- Heat olive oil in a large pan over medium heat. Add chicken strips in a single layer and increase heat to medium-high. Evenly distribute salt and pepper over the chicken. Cook until the undersides are browned, then flip and cook until the chicken is cooked through, a few minutes per side. Turn off heat. Transfer to a plate and set aside.
- Carefully add milk and linguine to the pan, pushing the linguine down to lay flat. Add water so that the linguine is submerged, about 1 cup. Bring to a boil over medium-high heat, and then decrease heat to a simmer until the pasta is cooked, about 10 minutes, stirring occasionally once the pasta has softened.

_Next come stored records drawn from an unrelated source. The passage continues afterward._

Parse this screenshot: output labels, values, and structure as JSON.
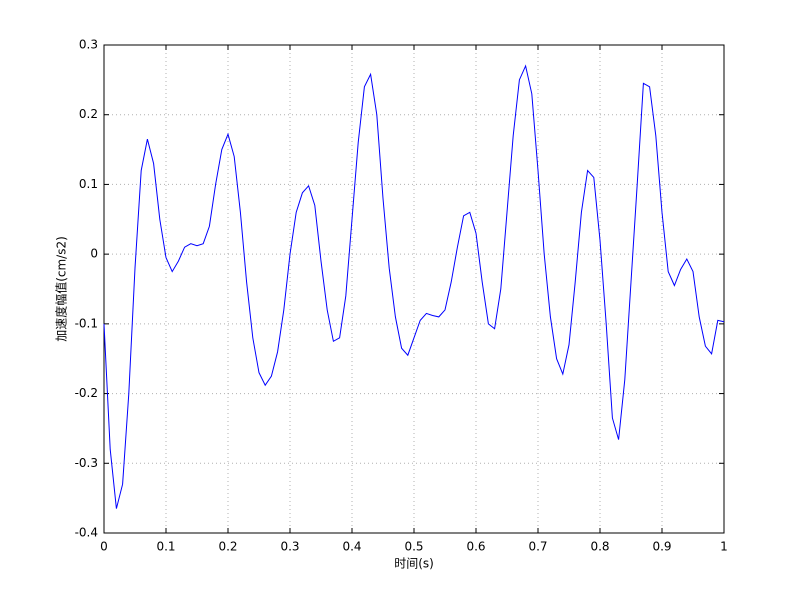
{
  "chart_data": {
    "type": "line",
    "x_label": "时间(s)",
    "y_label": "加速度幅值(cm/s2)",
    "x": [
      0,
      0.01,
      0.02,
      0.03,
      0.04,
      0.05,
      0.06,
      0.07,
      0.08,
      0.09,
      0.1,
      0.11,
      0.12,
      0.13,
      0.14,
      0.15,
      0.16,
      0.17,
      0.18,
      0.19,
      0.2,
      0.21,
      0.22,
      0.23,
      0.24,
      0.25,
      0.26,
      0.27,
      0.28,
      0.29,
      0.3,
      0.31,
      0.32,
      0.33,
      0.34,
      0.35,
      0.36,
      0.37,
      0.38,
      0.39,
      0.4,
      0.41,
      0.42,
      0.43,
      0.44,
      0.45,
      0.46,
      0.47,
      0.48,
      0.49,
      0.5,
      0.51,
      0.52,
      0.53,
      0.54,
      0.55,
      0.56,
      0.57,
      0.58,
      0.59,
      0.6,
      0.61,
      0.62,
      0.63,
      0.64,
      0.65,
      0.66,
      0.67,
      0.68,
      0.69,
      0.7,
      0.71,
      0.72,
      0.73,
      0.74,
      0.75,
      0.76,
      0.77,
      0.78,
      0.79,
      0.8,
      0.81,
      0.82,
      0.83,
      0.84,
      0.85,
      0.86,
      0.87,
      0.88,
      0.89,
      0.9,
      0.91,
      0.92,
      0.93,
      0.94,
      0.95,
      0.96,
      0.97,
      0.98,
      0.99,
      1
    ],
    "series": [
      {
        "color": "#0000ff",
        "values": [
          -0.1,
          -0.28,
          -0.365,
          -0.33,
          -0.2,
          -0.02,
          0.12,
          0.165,
          0.13,
          0.05,
          -0.005,
          -0.025,
          -0.01,
          0.01,
          0.015,
          0.012,
          0.015,
          0.04,
          0.1,
          0.15,
          0.172,
          0.14,
          0.06,
          -0.04,
          -0.12,
          -0.17,
          -0.188,
          -0.175,
          -0.14,
          -0.08,
          0.0,
          0.06,
          0.088,
          0.098,
          0.07,
          -0.01,
          -0.08,
          -0.125,
          -0.12,
          -0.06,
          0.05,
          0.16,
          0.24,
          0.258,
          0.2,
          0.08,
          -0.02,
          -0.09,
          -0.135,
          -0.145,
          -0.12,
          -0.095,
          -0.085,
          -0.088,
          -0.09,
          -0.08,
          -0.04,
          0.01,
          0.055,
          0.06,
          0.03,
          -0.04,
          -0.1,
          -0.107,
          -0.05,
          0.06,
          0.17,
          0.25,
          0.27,
          0.23,
          0.12,
          0.0,
          -0.09,
          -0.15,
          -0.172,
          -0.13,
          -0.04,
          0.06,
          0.12,
          0.11,
          0.02,
          -0.1,
          -0.235,
          -0.266,
          -0.18,
          -0.04,
          0.1,
          0.245,
          0.24,
          0.17,
          0.06,
          -0.025,
          -0.045,
          -0.022,
          -0.007,
          -0.025,
          -0.09,
          -0.132,
          -0.143,
          -0.095,
          -0.097
        ]
      }
    ],
    "xlim": [
      0,
      1
    ],
    "ylim": [
      -0.4,
      0.3
    ],
    "xticks": [
      0,
      0.1,
      0.2,
      0.3,
      0.4,
      0.5,
      0.6,
      0.7,
      0.8,
      0.9,
      1
    ],
    "yticks": [
      -0.4,
      -0.3,
      -0.2,
      -0.1,
      0,
      0.1,
      0.2,
      0.3
    ],
    "grid": true
  }
}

- Stir in parmesan cheese and nutmeg over medium-low heat. Add chicken back to the pan, stirring it in, and add more salt to taste if necessary. Optionally, garnish with parsley and additional parmesan cheese. Serve immediately.
I’ve always liked reddish or orange pasta sauces more than white sauces. Think spicy red gnocchi arrabbiata or stuffed shells with balsamic tomato sauce. The white sauces have always seemed too creamy for my taste, hence today’s recipe with a lightened-up version of the classic chicken alfredo dish. My recipe doesn’t use any cream, with a white sauce based solely on milk, parmesan cheese, and a pinch of nutmeg. Without cream, the texture is not as silky, but it means fewer calories consumed and one less ingredient to buy.
Chicken alfredo is an easy weeknight dinner that can be cooked in a single pan (no need to boil the pasta in a separate pot) in less than thirty minutes, with few ingredients. Almost any kind of pasta will work — spaghetti, linguine, fettuccine, penne, etc. You probably already have milk and some form of parmesan cheese in your refrigerator. After that, all that’s left is procuring some chicken, and you can use either raw or already cooked chicken. For raw chicken, I slice it into thin pieces and pan-fry it until nicely browned crispy edges form.
Your simmering times may vary, since it depends on how long it takes to cook your pasta, but it should be about 10 minutes or less for linguine. Don’t worry if it looks like there’s way too much liquid/sauce when your pasta has finished cooking — once the dish cools, much of the sauce will get soaked up by the noodles.